Quando a Virgem concebe, virgem dá à luz e permanece virgem, isso não
entra na ordem da natureza, mas dos sinais divinos; não é segundo a
razão humana, mas conforme ao poder de Deus; é o Criador que actua, não a
natureza humana; não é caso comum, mas único; é obra divina e não
humana. O nascimento de Cristo não foi consequência necessária da
natureza, mas do poder de Deus. Foi o mistério da piedade, a redenção da
humanidade. Aquele que, sem nascer, fez o homem do barro intacto,
fez-Se homem nascendo de um corpo também intacto. A mão que se dignou
tomar o barro para formar o nosso corpo, também se dignou tomar a nossa
carne para nos salvar. Por isso, o facto de o Criador estar na sua
criatura e de Deus habitar em carne humana, é uma honra para a criatura e
não uma afronta para o Criador.
Ó homem, porque te consideras tão
vil, tu que és tão precioso para Deus? Porque é que, sendo tu tão
honrado por Deus, tanto te desonras a ti mesmo? Porque perguntas de que é
que foste feito e não queres saber para que foste feito? Porventura
todo este mundo que vês não foi feito para ser tua morada?
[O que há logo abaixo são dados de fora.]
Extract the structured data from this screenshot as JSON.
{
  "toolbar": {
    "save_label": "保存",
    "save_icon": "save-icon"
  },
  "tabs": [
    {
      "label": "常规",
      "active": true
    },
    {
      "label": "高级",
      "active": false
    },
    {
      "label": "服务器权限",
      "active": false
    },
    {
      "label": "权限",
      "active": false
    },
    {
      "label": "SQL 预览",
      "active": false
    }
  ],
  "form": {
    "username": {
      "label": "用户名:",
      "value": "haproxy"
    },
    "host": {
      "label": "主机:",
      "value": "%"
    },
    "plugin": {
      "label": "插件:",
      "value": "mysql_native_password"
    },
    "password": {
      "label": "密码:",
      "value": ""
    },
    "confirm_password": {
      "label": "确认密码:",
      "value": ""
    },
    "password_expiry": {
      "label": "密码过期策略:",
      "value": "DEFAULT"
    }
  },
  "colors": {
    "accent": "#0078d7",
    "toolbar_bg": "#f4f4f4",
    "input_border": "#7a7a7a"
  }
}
Para ti foi
criada a luz que dissipa as trevas que te circundam; para ti foi
regulada a sucessão dos dias e das noites; para ti foi iluminado o céu
com o variado fulgor do sol, da lua e das estrelas; para ti foi
ornamentada a terra com flores, bosques e frutos; para ti foi criada a
admirável multidão dos seres vivos que habitam nos ares, nos campos e
nas águas, a fim de que uma triste solidão te não ensombrasse a alegria
do mundo recém-criado.
Mas o teu Criador pensou no modo de aumentar
ainda mais a tua glória: gravou em ti a sua própria imagem, para que
houvesse na terra uma imagem visível do Criador invisível, e colocou-te
como seu representante sobre as coisas terrenas, para que um domínio tão
vasto como é o mundo não ficasse privado de um vicário do seu Senhor.
Deus,
na sua bondade, assumiu em Si o que para Si tinha feito em ti; quis ser
visto realmente no homem, onde antes apenas era contemplado como
imagem; quis que nele fosse uma realidade o que antes era apenas uma
semelhança.
Cristo nasce, portanto, para renovar com o seu nascimento
a natureza corrompida; fez-Se criança, quis ser alimentado, passou
pelas diversas idades da vida humana, para restaurar a única idade
perfeita e permanente como Ele a tinha criado; toma sobre Si a vida
humana, para que o homem não volte a cair; tinha-o feito terreno e
torna-o celeste; tinha-lhe dado uma alma humana e agora comunica-lhe o
espírito divino; e assim eleva o homem à dignidade divina, para que
desapareça tudo o que nele havia de pecado, de morte, de fadiga, de
sofrimento, de terreno, pela graça de Nosso Senhor Jesus Cristo, que é
Deus e vive e reina com o Pai na unidade do Espírito Santo, agora e
sempre e pelos infinitos séculos dos séculos. Amen.